Diciamo qualcosa in più sulla famosa leggenda metropolitana dei segni degli zingari.
Oltre a quello che spiega nell’articolo Paolo Attivissimo, possiamo aggiungere che non abbiamo elementi per negare assolutamente la fondatezza di questi simboli. Riteniamo, però, molto improbabile che dopo tanti anni che gira questo “codice”, ancora venga usato per commettere i furti nelle case. Come spiega il servizio delle Iene, sono state trovate alcune corrispondenze ma il simbolo più comune era la “X”. Alcuni abitanti, che avevano la “X” sul citofono, avevano davvero subito dei furti in casa.
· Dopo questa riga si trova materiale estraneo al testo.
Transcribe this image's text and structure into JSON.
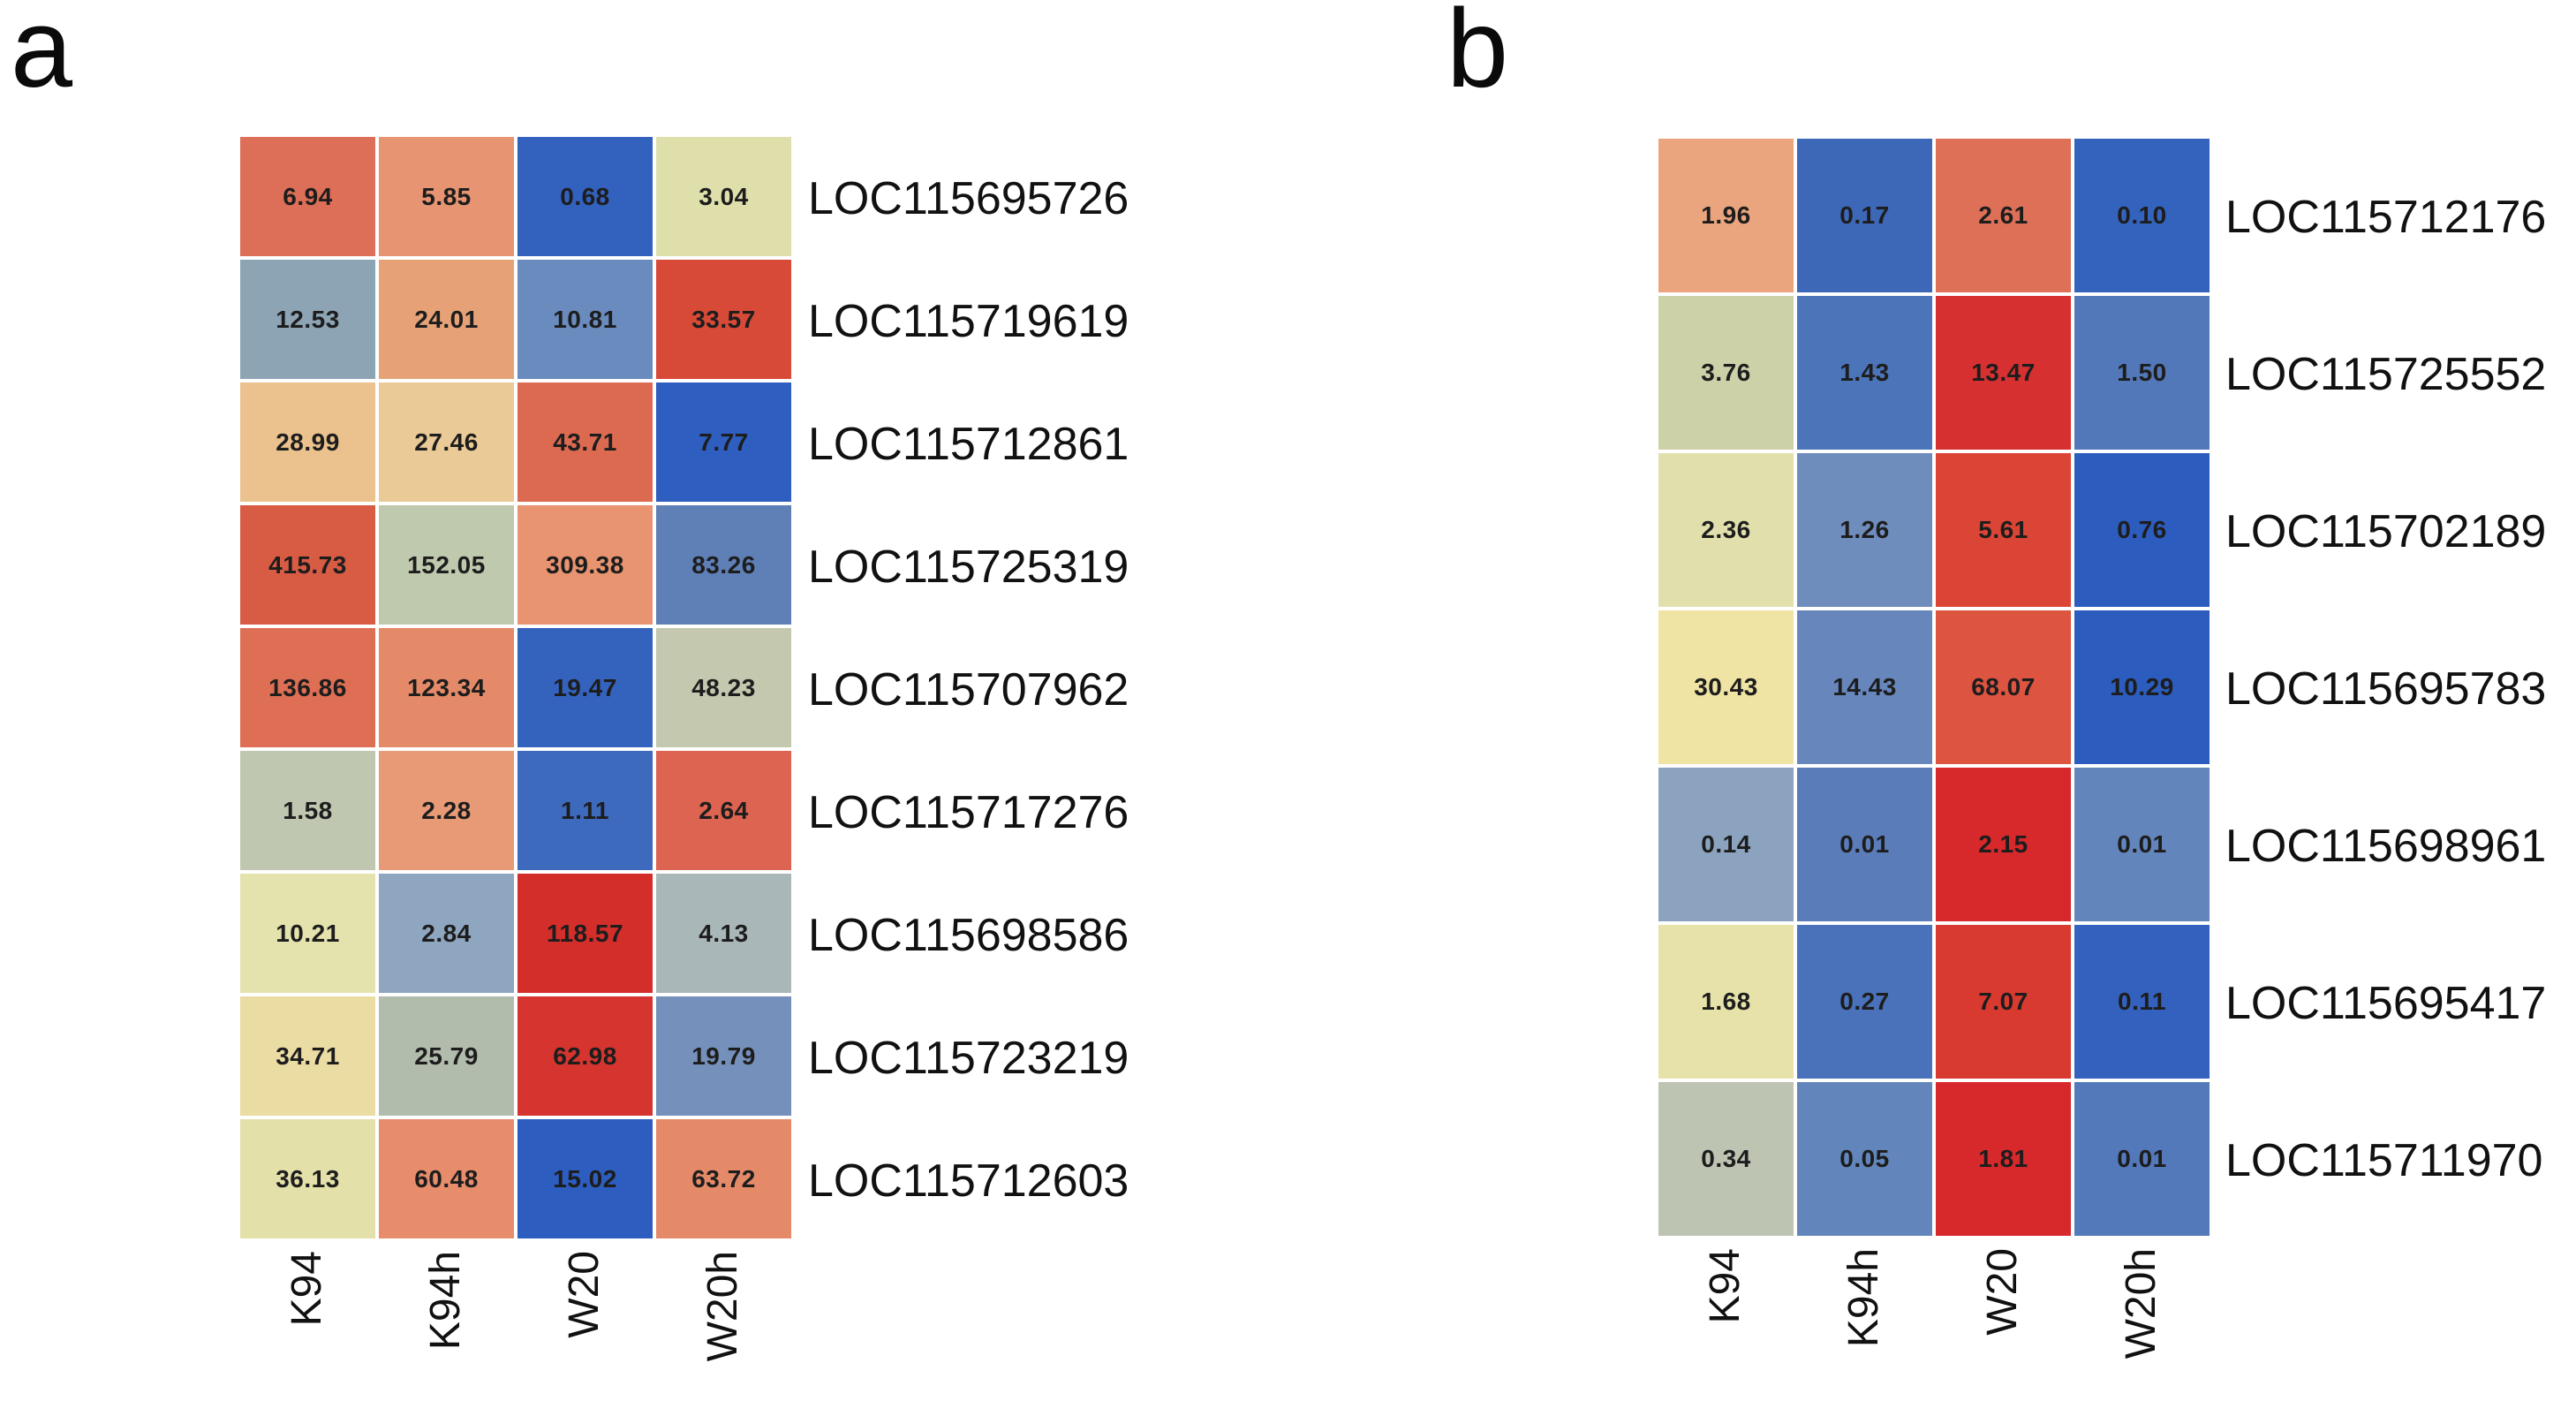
{
  "chart_data": [
    {
      "type": "heatmap",
      "panel_label": "a",
      "legend_position": "none",
      "grid": false,
      "columns": [
        "K94",
        "K94h",
        "W20",
        "W20h"
      ],
      "rows": [
        "LOC115695726",
        "LOC115719619",
        "LOC115712861",
        "LOC115725319",
        "LOC115707962",
        "LOC115717276",
        "LOC115698586",
        "LOC115723219",
        "LOC115712603"
      ],
      "values": [
        [
          6.94,
          5.85,
          0.68,
          3.04
        ],
        [
          12.53,
          24.01,
          10.81,
          33.57
        ],
        [
          28.99,
          27.46,
          43.71,
          7.77
        ],
        [
          415.73,
          152.05,
          309.38,
          83.26
        ],
        [
          136.86,
          123.34,
          19.47,
          48.23
        ],
        [
          1.58,
          2.28,
          1.11,
          2.64
        ],
        [
          10.21,
          2.84,
          118.57,
          4.13
        ],
        [
          34.71,
          25.79,
          62.98,
          19.79
        ],
        [
          36.13,
          60.48,
          15.02,
          63.72
        ]
      ],
      "cell_colors": [
        [
          "#DD6E57",
          "#E69471",
          "#3361BE",
          "#DFDFAC"
        ],
        [
          "#8DA4B5",
          "#E6A276",
          "#6A8BBE",
          "#D74A38"
        ],
        [
          "#EBC28D",
          "#EACA96",
          "#DC6A50",
          "#2E5EBF"
        ],
        [
          "#D85B44",
          "#BFC9AE",
          "#E89470",
          "#5F80B7"
        ],
        [
          "#DE6E54",
          "#E58A68",
          "#3463BE",
          "#C3C8AE"
        ],
        [
          "#C0C7B1",
          "#E79A75",
          "#3E6ABD",
          "#DC6450"
        ],
        [
          "#E4E3AD",
          "#8EA6C0",
          "#D42E2B",
          "#A9B7B9"
        ],
        [
          "#EADCA2",
          "#B1BCAD",
          "#D5352E",
          "#7590BA"
        ],
        [
          "#E4E0A9",
          "#E78D6B",
          "#2D5DBF",
          "#E58A69"
        ]
      ]
    },
    {
      "type": "heatmap",
      "panel_label": "b",
      "legend_position": "none",
      "grid": false,
      "columns": [
        "K94",
        "K94h",
        "W20",
        "W20h"
      ],
      "rows": [
        "LOC115712176",
        "LOC115725552",
        "LOC115702189",
        "LOC115695783",
        "LOC115698961",
        "LOC115695417",
        "LOC115711970"
      ],
      "values": [
        [
          1.96,
          0.17,
          2.61,
          0.1
        ],
        [
          3.76,
          1.43,
          13.47,
          1.5
        ],
        [
          2.36,
          1.26,
          5.61,
          0.76
        ],
        [
          30.43,
          14.43,
          68.07,
          10.29
        ],
        [
          0.14,
          0.01,
          2.15,
          0.01
        ],
        [
          1.68,
          0.27,
          7.07,
          0.11
        ],
        [
          0.34,
          0.05,
          1.81,
          0.01
        ]
      ],
      "cell_colors": [
        [
          "#EBA57E",
          "#3D67B7",
          "#DE7058",
          "#3363BD"
        ],
        [
          "#CCD1A8",
          "#4C74B9",
          "#D73030",
          "#5278B9"
        ],
        [
          "#E1E0AD",
          "#6E8CBC",
          "#DA4536",
          "#2C5CBE"
        ],
        [
          "#EFE4A4",
          "#6787BC",
          "#DD5440",
          "#2B5CBE"
        ],
        [
          "#8BA3BE",
          "#5A7CB8",
          "#D7282B",
          "#6285BB"
        ],
        [
          "#E6E2A9",
          "#4A72BA",
          "#D93A30",
          "#3361BD"
        ],
        [
          "#BDC4B1",
          "#6286BB",
          "#D7282B",
          "#5379BB"
        ]
      ]
    }
  ],
  "colors": {
    "background": "#ffffff",
    "cell_gap": "#ffffff",
    "text": "#111111",
    "high_value_red": "#D7282B",
    "low_value_blue": "#2C5CBE",
    "mid_value_yellow": "#E4E0A9"
  }
}
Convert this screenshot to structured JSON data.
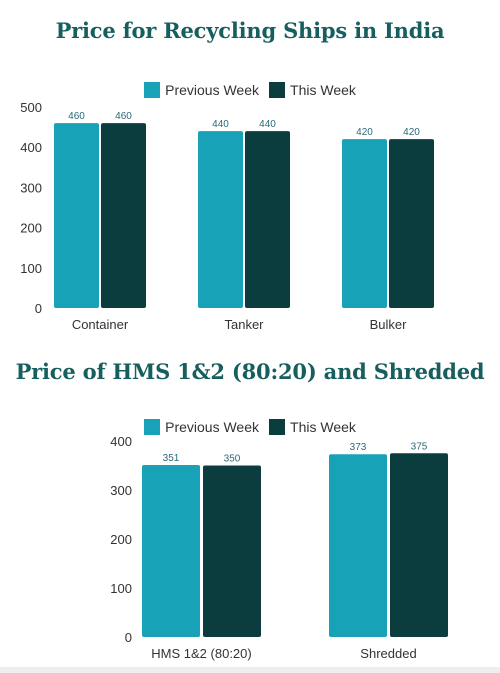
{
  "colors": {
    "previous": "#17a2b8",
    "current": "#0b3d3f",
    "title": "#175f5f"
  },
  "chart_data": [
    {
      "type": "bar",
      "title": "Price for Recycling Ships in India",
      "categories": [
        "Container",
        "Tanker",
        "Bulker"
      ],
      "series": [
        {
          "name": "Previous Week",
          "values": [
            460,
            440,
            420
          ]
        },
        {
          "name": "This Week",
          "values": [
            460,
            440,
            420
          ]
        }
      ],
      "yticks": [
        "0",
        "100",
        "200",
        "300",
        "400",
        "500"
      ],
      "ylim": [
        0,
        500
      ],
      "grid": false,
      "legend": "top-center"
    },
    {
      "type": "bar",
      "title": "Price of HMS 1&2 (80:20) and Shredded",
      "categories": [
        "HMS 1&2 (80:20)",
        "Shredded"
      ],
      "series": [
        {
          "name": "Previous Week",
          "values": [
            351,
            373
          ]
        },
        {
          "name": "This Week",
          "values": [
            350,
            375
          ]
        }
      ],
      "yticks": [
        "0",
        "100",
        "200",
        "300",
        "400"
      ],
      "ylim": [
        0,
        400
      ],
      "grid": false,
      "legend": "top-center"
    }
  ]
}
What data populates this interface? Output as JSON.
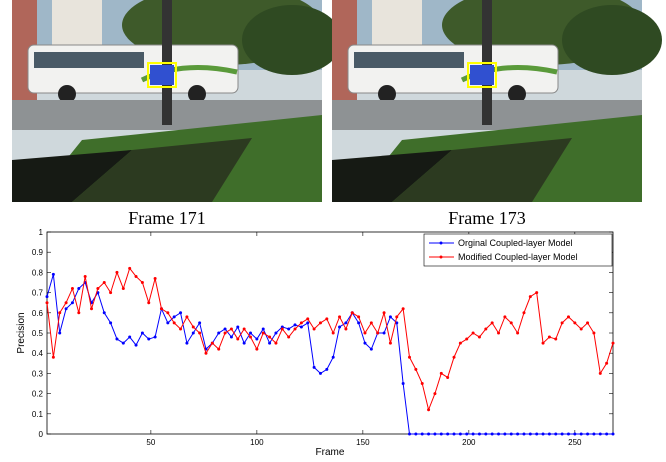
{
  "captions": [
    "Frame 171",
    "Frame 173"
  ],
  "chart_data": {
    "type": "line",
    "xlabel": "Frame",
    "ylabel": "Precision",
    "x": [
      1,
      4,
      7,
      10,
      13,
      16,
      19,
      22,
      25,
      28,
      31,
      34,
      37,
      40,
      43,
      46,
      49,
      52,
      55,
      58,
      61,
      64,
      67,
      70,
      73,
      76,
      79,
      82,
      85,
      88,
      91,
      94,
      97,
      100,
      103,
      106,
      109,
      112,
      115,
      118,
      121,
      124,
      127,
      130,
      133,
      136,
      139,
      142,
      145,
      148,
      151,
      154,
      157,
      160,
      163,
      166,
      169,
      172,
      175,
      178,
      181,
      184,
      187,
      190,
      193,
      196,
      199,
      202,
      205,
      208,
      211,
      214,
      217,
      220,
      223,
      226,
      229,
      232,
      235,
      238,
      241,
      244,
      247,
      250,
      253,
      256,
      259,
      262,
      265,
      268
    ],
    "series": [
      {
        "name": "Orginal Coupled-layer Model",
        "color": "#0000ff",
        "values": [
          0.68,
          0.79,
          0.5,
          0.62,
          0.65,
          0.72,
          0.75,
          0.65,
          0.7,
          0.6,
          0.55,
          0.47,
          0.45,
          0.48,
          0.44,
          0.5,
          0.47,
          0.48,
          0.62,
          0.55,
          0.58,
          0.6,
          0.45,
          0.5,
          0.55,
          0.42,
          0.45,
          0.5,
          0.52,
          0.48,
          0.53,
          0.45,
          0.5,
          0.47,
          0.52,
          0.45,
          0.5,
          0.53,
          0.52,
          0.54,
          0.53,
          0.55,
          0.33,
          0.3,
          0.32,
          0.38,
          0.53,
          0.55,
          0.6,
          0.55,
          0.45,
          0.42,
          0.5,
          0.5,
          0.58,
          0.55,
          0.25,
          0,
          0,
          0,
          0,
          0,
          0,
          0,
          0,
          0,
          0,
          0,
          0,
          0,
          0,
          0,
          0,
          0,
          0,
          0,
          0,
          0,
          0,
          0,
          0,
          0,
          0,
          0,
          0,
          0,
          0,
          0,
          0,
          0
        ]
      },
      {
        "name": "Modified Coupled-layer Model",
        "color": "#ff0000",
        "values": [
          0.65,
          0.38,
          0.6,
          0.65,
          0.72,
          0.6,
          0.78,
          0.62,
          0.72,
          0.75,
          0.7,
          0.8,
          0.72,
          0.82,
          0.78,
          0.75,
          0.65,
          0.77,
          0.62,
          0.6,
          0.55,
          0.52,
          0.58,
          0.53,
          0.5,
          0.4,
          0.45,
          0.42,
          0.5,
          0.52,
          0.47,
          0.52,
          0.48,
          0.42,
          0.5,
          0.48,
          0.45,
          0.52,
          0.48,
          0.52,
          0.55,
          0.57,
          0.52,
          0.55,
          0.57,
          0.5,
          0.58,
          0.52,
          0.6,
          0.58,
          0.5,
          0.55,
          0.5,
          0.6,
          0.45,
          0.58,
          0.62,
          0.38,
          0.32,
          0.25,
          0.12,
          0.2,
          0.3,
          0.28,
          0.38,
          0.45,
          0.47,
          0.5,
          0.48,
          0.52,
          0.55,
          0.5,
          0.58,
          0.55,
          0.5,
          0.6,
          0.68,
          0.7,
          0.45,
          0.48,
          0.47,
          0.55,
          0.58,
          0.55,
          0.52,
          0.55,
          0.5,
          0.3,
          0.35,
          0.45
        ]
      }
    ],
    "xlim": [
      1,
      268
    ],
    "ylim": [
      0,
      1
    ],
    "xticks": [
      50,
      100,
      150,
      200,
      250
    ],
    "yticks": [
      0,
      0.1,
      0.2,
      0.3,
      0.4,
      0.5,
      0.6,
      0.7,
      0.8,
      0.9,
      1
    ],
    "legend": "upper right"
  }
}
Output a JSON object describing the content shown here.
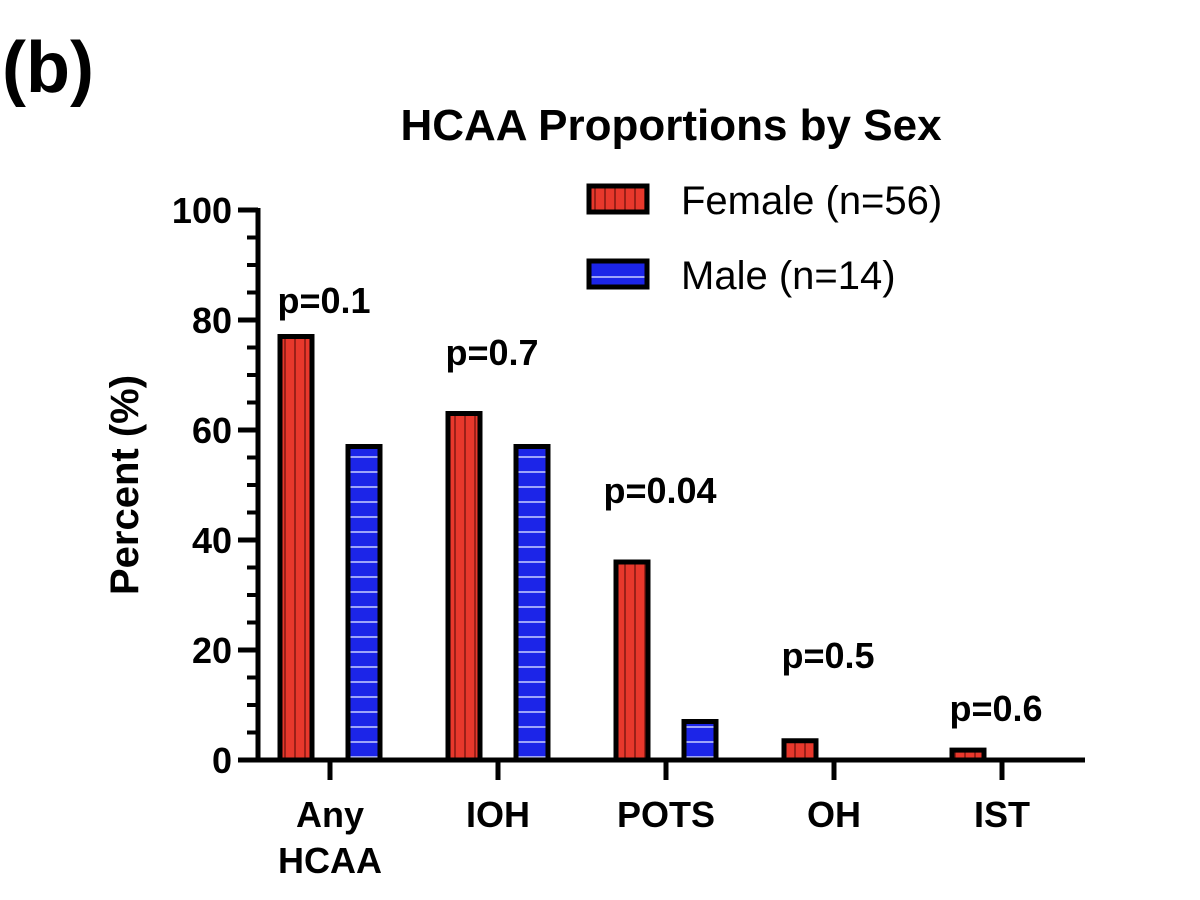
{
  "panel_label": "(b)",
  "chart_data": {
    "type": "bar",
    "title": "HCAA Proportions by Sex",
    "xlabel": "",
    "ylabel": "Percent (%)",
    "ylim": [
      0,
      100
    ],
    "yticks": [
      0,
      20,
      40,
      60,
      80,
      100
    ],
    "grid": false,
    "legend_position": "top-right",
    "categories": [
      [
        "Any",
        "HCAA"
      ],
      [
        "IOH"
      ],
      [
        "POTS"
      ],
      [
        "OH"
      ],
      [
        "IST"
      ]
    ],
    "series": [
      {
        "name": "Female (n=56)",
        "values": [
          77,
          63,
          36,
          3.5,
          1.8
        ],
        "color": "#e8382c",
        "pattern": "vertical-lines"
      },
      {
        "name": "Male (n=14)",
        "values": [
          57,
          57,
          7,
          0,
          0
        ],
        "color": "#1c25e8",
        "pattern": "horizontal-lines"
      }
    ],
    "annotations": [
      "p=0.1",
      "p=0.7",
      "p=0.04",
      "p=0.5",
      "p=0.6"
    ]
  }
}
Possiamo credere che abbiano usato la “X” per marcare il luogo dove commettere il furto, solo che è un simbolo così generico e semplice da scrivere che non possiamo, da solo quel simbolo, dedurre che esista un vero e proprio “codice” e che siano stati proprio gli zingari a svaligiare la casa. Non credo che i ladri di appartamento appartengano solo a quell’etnia. Per questo motivo, possiamo bollare il messaggio come “bufala”. Supponiamo che esista davvero questo codice, è talmente vago e privo di fondamento che la sua diffusione è completamente inutile. In ogni caso bisogna tenere gli occhi aperti, molte persone sono state derubate anche se non avevano nessun simbolo sul citofono. I commenti ad alcuni di questi post sulle pagine spazzatura erano pieni di insulti verso gli zingari, quindi lascio a voi le dovute considerazioni sull’utilità di pubblicare questi post.
Visto che il “codice” è inutile, è altrettanto inutile e sconsigliata la sua diffusione. La gente potrebbe allertare inutilmente le forze dell’ordine solo vedendo un segno qualunque sul citofono o sulla porta. Non saremo più al sicuro con questo pezzo di cartaccia in mano. Siete liberi anche di crederci, ma sarebbe un errore distrarre l’attenzione se per esempio non vedete la “X” sul citofono.